2. I blog when something strikes me as funny and I want to share it.
3. I blog when I've done or seen or read something interesting (or horribly dull) and I want to review it.
4. I blog to keep peeps back in the good ol' U.S. of A. updated on what I've been up to, although I've not been too good at that lately. They can find more about what I've been doing on Facebook or Twitter than on here.
5. Finally as previously discussed, I blog as an emotional outlet in lieu of therapy. It's psychologically purging to tell the world my thoughts and fears and get anonymous support (and sometimes free advice) either through comments or emails. And let's face it, when I'm angry I want to let the whole world know. I scream it from my rooftop and then after having a friend pick me up from the police station for a noise violation, I come home and quietly blog about it. Sometimes I'm quite open and a lot of times I exaggerate. I'm talking about being angry at things in general--from current events to love life kafuffles.

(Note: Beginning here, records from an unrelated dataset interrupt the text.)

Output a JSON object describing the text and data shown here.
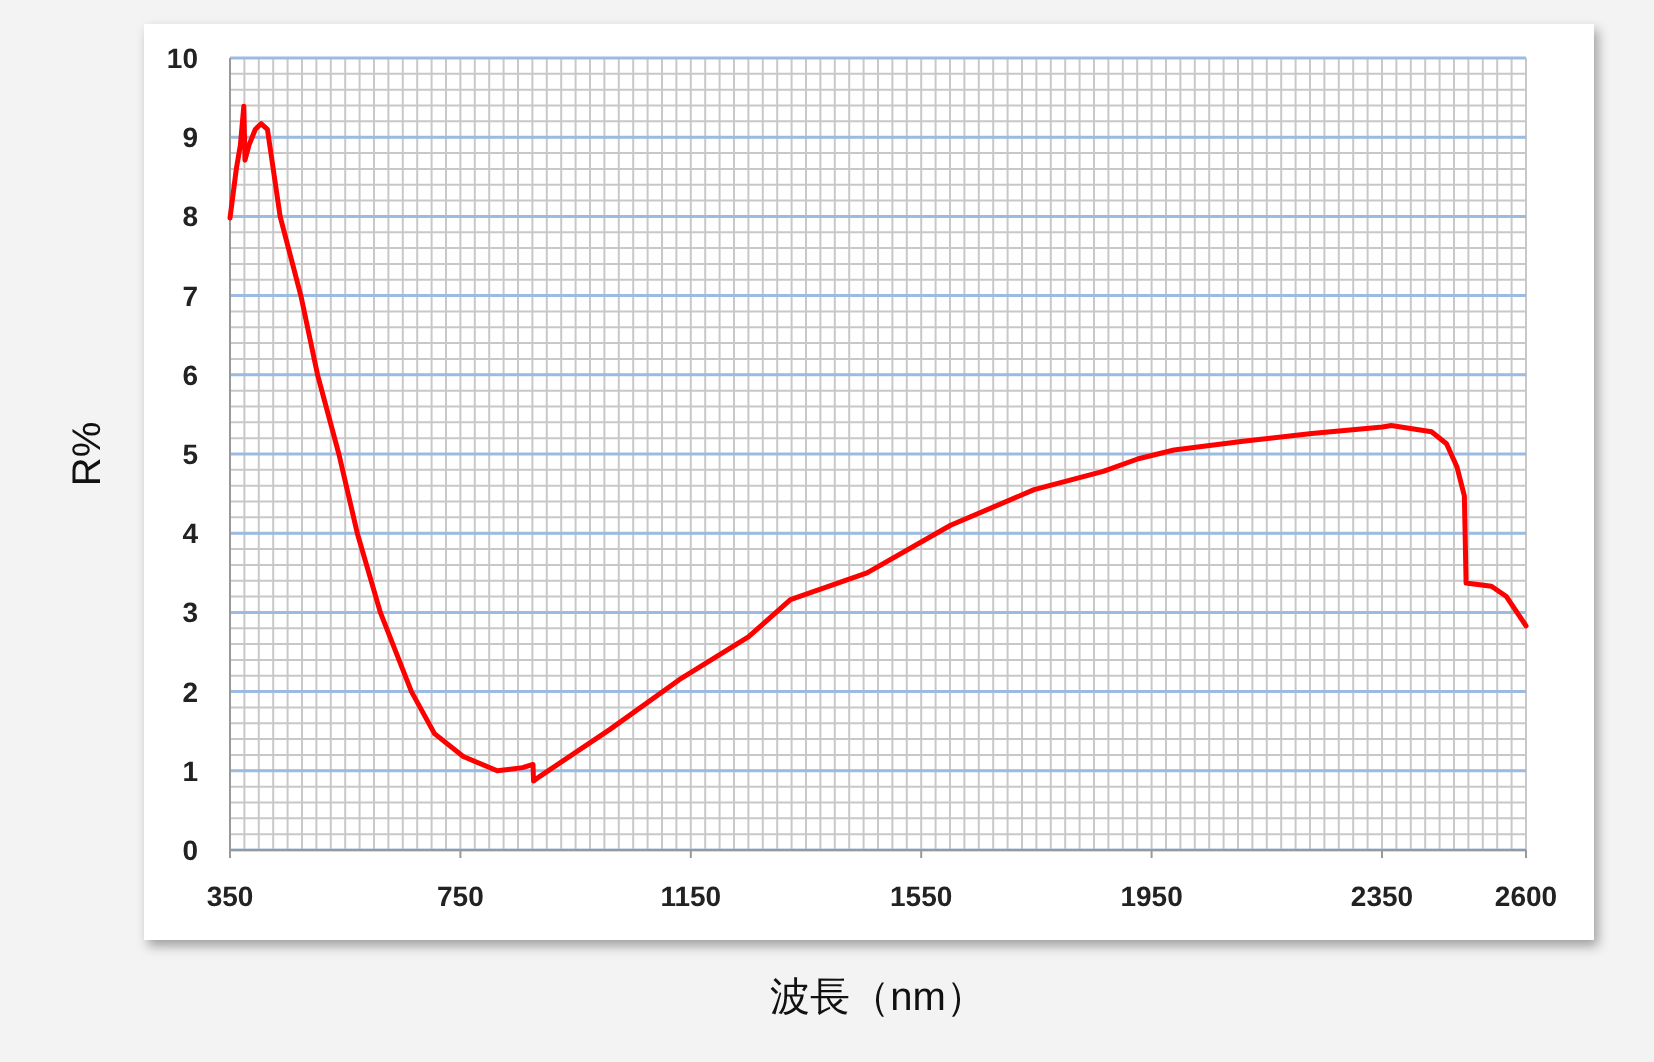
{
  "chart_data": {
    "type": "line",
    "xlabel": "波長（nm）",
    "ylabel": "R%",
    "xlim": [
      350,
      2600
    ],
    "xticks": [
      350,
      750,
      1150,
      1550,
      1950,
      2350,
      2600
    ],
    "ylim": [
      0,
      10
    ],
    "yticks": [
      0,
      1,
      2,
      3,
      4,
      5,
      6,
      7,
      8,
      9,
      10
    ],
    "grid": true,
    "series": [
      {
        "color": "#ff0000",
        "x": [
          350,
          361,
          368,
          374,
          376,
          383,
          394,
          404,
          415,
          422,
          437,
          473,
          502,
          539,
          571,
          611,
          665,
          705,
          755,
          814,
          858,
          876,
          877,
          888,
          1009,
          1130,
          1250,
          1323,
          1456,
          1601,
          1746,
          1866,
          1927,
          1989,
          2109,
          2228,
          2351,
          2366,
          2436,
          2462,
          2480,
          2493,
          2496,
          2540,
          2566,
          2600
        ],
        "values": [
          7.98,
          8.6,
          8.9,
          9.39,
          8.71,
          8.9,
          9.1,
          9.17,
          9.1,
          8.75,
          8.0,
          7.0,
          6.0,
          5.0,
          4.0,
          3.0,
          2.0,
          1.47,
          1.18,
          1.0,
          1.04,
          1.08,
          0.87,
          0.93,
          1.52,
          2.15,
          2.69,
          3.16,
          3.5,
          4.1,
          4.55,
          4.78,
          4.94,
          5.05,
          5.16,
          5.26,
          5.34,
          5.36,
          5.28,
          5.13,
          4.84,
          4.47,
          3.37,
          3.33,
          3.2,
          2.83
        ]
      }
    ]
  }
}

But maybe I should be a bit more editorial about what I put on here about my personal life. After all isn't it kinda like throwing stones in a glass house?
Stop by in a few months and see if I've had a change of opinion about being too personal.
Oh and if you're going to go back to my old blog to try to figure out who my friend is, maybe you should think about the quality of your own life. Why is who that friend is even important? In the greater scheme of things why was writing about all of this even important?
I think I've just entered some type of blogger's existential crisis.